The sisters Arcelli, Mely, Dely, and Letty scamper around the dingy, damp, dark house. Letty, youngest at four years old, crawls to the bedside and bunches the heavy beige cotton blanket on their Tatang’s body. Arcelli, eldest at twelve years old, limps to Letty and tucks in the blanket under the old man’s waist.

“Letty, tara nga dito (come here),” Arcelli says, and grabs Letty to the other side of the bed against the straw walls.

Thudding footsteps march closer. Pak! Pak! Pak! The harsh, raspy voices of the soldiers echo.

Arcelli and Letty pile blankets and pillows on their Tatang. Domingo Salazar, father to the four girls, groans and rolls his head on the pillow: “Sauna nanaman (Another sauna)?”

The Filipinos call it “sauna” when the Japanese soldiers barge into the civilian houses to gather all the able-bodied men to kill. Many men jump into the Pilar River that runs behind the family’s house. Tall, toothy weeds spout from the water. They jump into the water and hide inside the bushes despite the stench of dirty water.

Letty pouts her thin lips and clenches the blanket into a ball. She nods.

Japanese words ring in the little girls’ ears. Harsh sounds. Pointed consonants. Flat accents. Vowels breathed, unspoken.

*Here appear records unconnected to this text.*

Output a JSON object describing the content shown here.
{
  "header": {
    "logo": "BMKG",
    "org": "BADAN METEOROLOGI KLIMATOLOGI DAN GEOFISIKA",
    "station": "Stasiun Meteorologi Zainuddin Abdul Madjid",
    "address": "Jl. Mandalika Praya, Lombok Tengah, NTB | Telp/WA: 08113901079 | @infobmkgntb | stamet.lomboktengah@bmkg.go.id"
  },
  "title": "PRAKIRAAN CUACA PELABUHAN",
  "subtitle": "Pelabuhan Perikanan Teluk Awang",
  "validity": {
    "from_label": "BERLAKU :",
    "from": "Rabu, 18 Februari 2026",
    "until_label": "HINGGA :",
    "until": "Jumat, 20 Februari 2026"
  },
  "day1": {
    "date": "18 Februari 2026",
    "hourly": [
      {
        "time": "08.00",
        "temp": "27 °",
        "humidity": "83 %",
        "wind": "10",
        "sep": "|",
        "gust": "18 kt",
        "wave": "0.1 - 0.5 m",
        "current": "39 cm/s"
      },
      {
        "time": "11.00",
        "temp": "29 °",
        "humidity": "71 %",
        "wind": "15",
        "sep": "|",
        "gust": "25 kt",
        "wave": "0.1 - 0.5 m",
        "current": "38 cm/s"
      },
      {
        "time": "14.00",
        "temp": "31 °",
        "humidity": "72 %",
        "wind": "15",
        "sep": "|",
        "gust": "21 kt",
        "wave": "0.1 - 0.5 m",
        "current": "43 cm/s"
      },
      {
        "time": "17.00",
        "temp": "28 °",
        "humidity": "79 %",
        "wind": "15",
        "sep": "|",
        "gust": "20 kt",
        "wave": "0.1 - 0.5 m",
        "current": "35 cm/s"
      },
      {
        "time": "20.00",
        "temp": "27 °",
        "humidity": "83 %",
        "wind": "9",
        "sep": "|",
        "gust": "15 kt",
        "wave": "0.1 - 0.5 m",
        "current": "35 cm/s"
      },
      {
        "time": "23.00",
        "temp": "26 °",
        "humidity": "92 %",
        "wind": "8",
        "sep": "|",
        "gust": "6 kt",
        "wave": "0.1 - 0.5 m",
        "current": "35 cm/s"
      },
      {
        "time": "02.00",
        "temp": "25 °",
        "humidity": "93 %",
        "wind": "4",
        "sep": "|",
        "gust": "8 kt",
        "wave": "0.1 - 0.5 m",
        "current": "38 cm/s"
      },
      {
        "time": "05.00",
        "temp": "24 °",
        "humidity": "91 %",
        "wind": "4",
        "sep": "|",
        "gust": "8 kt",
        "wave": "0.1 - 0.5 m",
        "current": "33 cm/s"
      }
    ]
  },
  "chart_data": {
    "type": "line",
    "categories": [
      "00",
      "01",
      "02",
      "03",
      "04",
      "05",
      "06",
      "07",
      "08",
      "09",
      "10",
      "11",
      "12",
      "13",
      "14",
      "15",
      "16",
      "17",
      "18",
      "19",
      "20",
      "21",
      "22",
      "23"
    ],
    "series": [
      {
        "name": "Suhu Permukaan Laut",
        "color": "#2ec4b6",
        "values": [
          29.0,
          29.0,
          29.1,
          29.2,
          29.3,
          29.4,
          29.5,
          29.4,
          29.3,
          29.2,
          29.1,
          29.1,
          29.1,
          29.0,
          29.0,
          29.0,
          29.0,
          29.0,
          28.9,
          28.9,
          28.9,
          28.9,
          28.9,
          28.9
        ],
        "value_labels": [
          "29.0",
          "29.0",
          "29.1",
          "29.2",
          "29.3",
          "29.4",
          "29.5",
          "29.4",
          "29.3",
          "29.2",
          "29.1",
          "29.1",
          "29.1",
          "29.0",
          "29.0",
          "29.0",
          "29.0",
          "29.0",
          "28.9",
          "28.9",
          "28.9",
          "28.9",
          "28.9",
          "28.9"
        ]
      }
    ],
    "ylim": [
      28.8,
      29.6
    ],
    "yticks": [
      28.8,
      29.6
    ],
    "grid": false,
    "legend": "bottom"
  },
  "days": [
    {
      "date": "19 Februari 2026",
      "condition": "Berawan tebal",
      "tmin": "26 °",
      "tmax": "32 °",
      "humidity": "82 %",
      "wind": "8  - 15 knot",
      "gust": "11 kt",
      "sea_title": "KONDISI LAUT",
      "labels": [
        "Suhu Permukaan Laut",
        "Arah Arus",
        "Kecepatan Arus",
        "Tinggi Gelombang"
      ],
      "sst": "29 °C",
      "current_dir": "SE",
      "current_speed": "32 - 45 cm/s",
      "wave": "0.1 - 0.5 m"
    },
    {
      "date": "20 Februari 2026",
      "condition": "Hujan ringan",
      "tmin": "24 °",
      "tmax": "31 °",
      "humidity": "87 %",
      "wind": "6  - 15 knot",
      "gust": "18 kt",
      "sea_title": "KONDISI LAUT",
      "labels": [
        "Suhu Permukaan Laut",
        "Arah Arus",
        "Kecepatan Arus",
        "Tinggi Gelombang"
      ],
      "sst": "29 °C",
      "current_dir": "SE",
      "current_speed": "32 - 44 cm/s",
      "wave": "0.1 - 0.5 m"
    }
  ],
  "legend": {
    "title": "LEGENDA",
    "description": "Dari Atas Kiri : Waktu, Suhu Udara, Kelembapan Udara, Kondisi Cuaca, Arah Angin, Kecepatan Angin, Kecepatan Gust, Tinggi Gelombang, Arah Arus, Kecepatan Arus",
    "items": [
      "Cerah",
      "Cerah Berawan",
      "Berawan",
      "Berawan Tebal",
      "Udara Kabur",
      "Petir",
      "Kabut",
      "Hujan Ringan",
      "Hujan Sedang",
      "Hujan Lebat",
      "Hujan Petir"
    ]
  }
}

Their Inang sweeps her hand across the room and hisses, “Padating na sila (they’re here), sh! Sh! Mely? Dely?” With drawn eyebrows and a scrunched nose, she squints around the small square straw hut for her two other daughters.

Mely and Dely’s bare feet thump on the bamboo-woven floor. Mely carries a white, metallic urinal pot, an arinola, and drops it beside the bed. The yellowish liquid swishes inside. Droplets splatter and cling to the blanket.

Dely holds a bowl of watered-down rice and a spoon. She joins her sisters beside the bed and they kneel.

A howl pierces the silent room. The wooden door blasts open. Two soldiers clad in murky brown uniforms, auburn cross-body holsters, brown leather shoes caked with mud, and heads crowned with brown hats and white cloth sticking out from under like flaps, storm inside.